The Committee shall, on an annual basis, review its operations and performance and make such changes as it deems appropriate.
Members of the Committee shall receive such fees, if any, for their service as Committee members as may be determined by the Board. Such fees may include retainers or per meeting fees and shall be paid in such form of consideration as is determined by the Board in accordance with the applicable rules of Nasdaq and the SEC.
Members of the Committee may not receive any compensation from the Company except the fees that they receive for service as a member of the Board or any committee thereof and reimbursement for reasonable expenses.
The Committee may, to the extent permitted under applicable law, the applicable rules of Nasdaq and the SEC, and the Company’s Certificate of Incorporation and Bylaws, delegate to one or more designated members of the Committee the authority to pre-approve audit and permissible non-audit services, provided that such pre-approval decision is presented to the full Committee at a scheduled meeting.
While the Committee has the duties and responsibilities set forth in this Charter, the Committee’s responsibilities are limited to oversight. The Committee is not responsible for planning or conducting the audit or determining whether the Company’s financial statements are complete and accurate and are prepared in accordance with generally accepted accounting principles. The Company’s management is responsible for preparing the financial statements and the independent auditors are responsible for auditing those financial statements. The Committee does not itself prepare financial statements or perform audits or auditing services, and its members are not auditors, certifiers of the Company’s financial statements or guarantors of the Company’s independent auditors’ reports. It is not the duty or responsibility of the Committee to ensure that the Company complies with all laws and regulations. Management is also responsible for executing the Company’s risk management, treasury and financial operations.

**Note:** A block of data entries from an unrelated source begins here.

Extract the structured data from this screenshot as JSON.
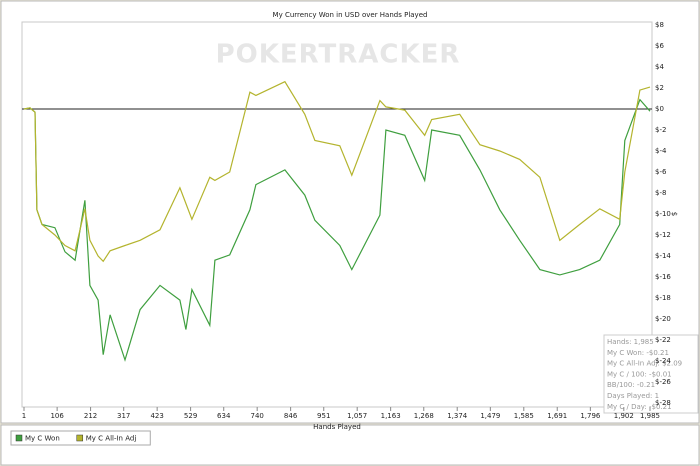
{
  "chart_data": {
    "type": "line",
    "title": "My Currency Won in USD over Hands Played",
    "watermark": "POKERTRACKER",
    "x_label": "Hands Played",
    "y_label": "$",
    "x": [
      1,
      20,
      36,
      42,
      58,
      99,
      131,
      163,
      194,
      210,
      236,
      252,
      274,
      321,
      369,
      432,
      495,
      514,
      533,
      590,
      606,
      653,
      717,
      736,
      828,
      891,
      923,
      1002,
      1040,
      1129,
      1148,
      1208,
      1271,
      1293,
      1382,
      1446,
      1509,
      1572,
      1636,
      1699,
      1762,
      1826,
      1889,
      1905,
      1953,
      1985
    ],
    "series": [
      {
        "name": "My C Won",
        "color": "#3f9f3f",
        "values": [
          0,
          0.1,
          -0.3,
          -9.6,
          -11.0,
          -11.3,
          -13.6,
          -14.4,
          -8.7,
          -16.8,
          -18.2,
          -23.4,
          -19.6,
          -23.9,
          -19.1,
          -16.8,
          -18.2,
          -21.0,
          -17.2,
          -20.6,
          -14.4,
          -13.9,
          -9.6,
          -7.2,
          -5.8,
          -8.2,
          -10.6,
          -13.0,
          -15.3,
          -10.1,
          -2.0,
          -2.5,
          -6.8,
          -2.0,
          -2.5,
          -5.8,
          -9.6,
          -12.5,
          -15.3,
          -15.8,
          -15.3,
          -14.4,
          -11.0,
          -3.0,
          0.9,
          -0.21
        ]
      },
      {
        "name": "My C All-In Adj",
        "color": "#b4b42e",
        "values": [
          0,
          0.1,
          -0.3,
          -9.6,
          -11.0,
          -12.0,
          -13.0,
          -13.5,
          -9.5,
          -12.5,
          -14.0,
          -14.5,
          -13.5,
          -13.0,
          -12.5,
          -11.5,
          -7.5,
          -9.0,
          -10.5,
          -6.5,
          -6.8,
          -6.0,
          1.6,
          1.3,
          2.6,
          -0.5,
          -3.0,
          -3.5,
          -6.3,
          0.8,
          0.2,
          -0.1,
          -2.5,
          -1.0,
          -0.5,
          -3.4,
          -4.0,
          -4.8,
          -6.5,
          -12.5,
          -11.0,
          -9.5,
          -10.5,
          -6.0,
          1.8,
          2.09
        ]
      }
    ],
    "xlim": [
      1,
      1985
    ],
    "xticks": [
      1,
      106,
      212,
      317,
      423,
      529,
      634,
      740,
      846,
      951,
      {
        "value": 1057,
        "label": "1,057"
      },
      {
        "value": 1163,
        "label": "1,163"
      },
      {
        "value": 1268,
        "label": "1,268"
      },
      {
        "value": 1374,
        "label": "1,374"
      },
      {
        "value": 1479,
        "label": "1,479"
      },
      {
        "value": 1585,
        "label": "1,585"
      },
      {
        "value": 1691,
        "label": "1,691"
      },
      {
        "value": 1796,
        "label": "1,796"
      },
      {
        "value": 1902,
        "label": "1,902"
      },
      {
        "value": 1985,
        "label": "1,985"
      }
    ],
    "ylim": [
      -28,
      8
    ],
    "yticks": [
      {
        "value": 8,
        "label": "$8"
      },
      {
        "value": 6,
        "label": "$6"
      },
      {
        "value": 4,
        "label": "$4"
      },
      {
        "value": 2,
        "label": "$2"
      },
      {
        "value": 0,
        "label": "$0"
      },
      {
        "value": -2,
        "label": "$-2"
      },
      {
        "value": -4,
        "label": "$-4"
      },
      {
        "value": -6,
        "label": "$-6"
      },
      {
        "value": -8,
        "label": "$-8"
      },
      {
        "value": -10,
        "label": "$-10"
      },
      {
        "value": -12,
        "label": "$-12"
      },
      {
        "value": -14,
        "label": "$-14"
      },
      {
        "value": -16,
        "label": "$-16"
      },
      {
        "value": -18,
        "label": "$-18"
      },
      {
        "value": -20,
        "label": "$-20"
      },
      {
        "value": -22,
        "label": "$-22"
      },
      {
        "value": -24,
        "label": "$-24"
      },
      {
        "value": -26,
        "label": "$-26"
      },
      {
        "value": -28,
        "label": "$-28"
      }
    ],
    "y_axis_side": "right",
    "zero_line": true,
    "grid": false,
    "legend_position": "bottom-left",
    "tooltip": [
      "Hands: 1,985",
      "My C Won: -$0.21",
      "My C All-In Adj: $2.09",
      "My C / 100: -$0.01",
      "BB/100: -0.21",
      "Days Played: 1",
      "My C / Day: -$0.21"
    ]
  }
}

Each member of the Committee shall be entitled to rely on (i) the integrity of those persons and organizations within and outside of the Company from which it receives information, (ii) the accuracy of the financial and other information provided to the Committee by such persons or organizations absent actual knowledge to the contrary (which shall be promptly reported to the Board) and (iii) representations made by management as to any audit and non-audit services provided by the independent auditors to the Company.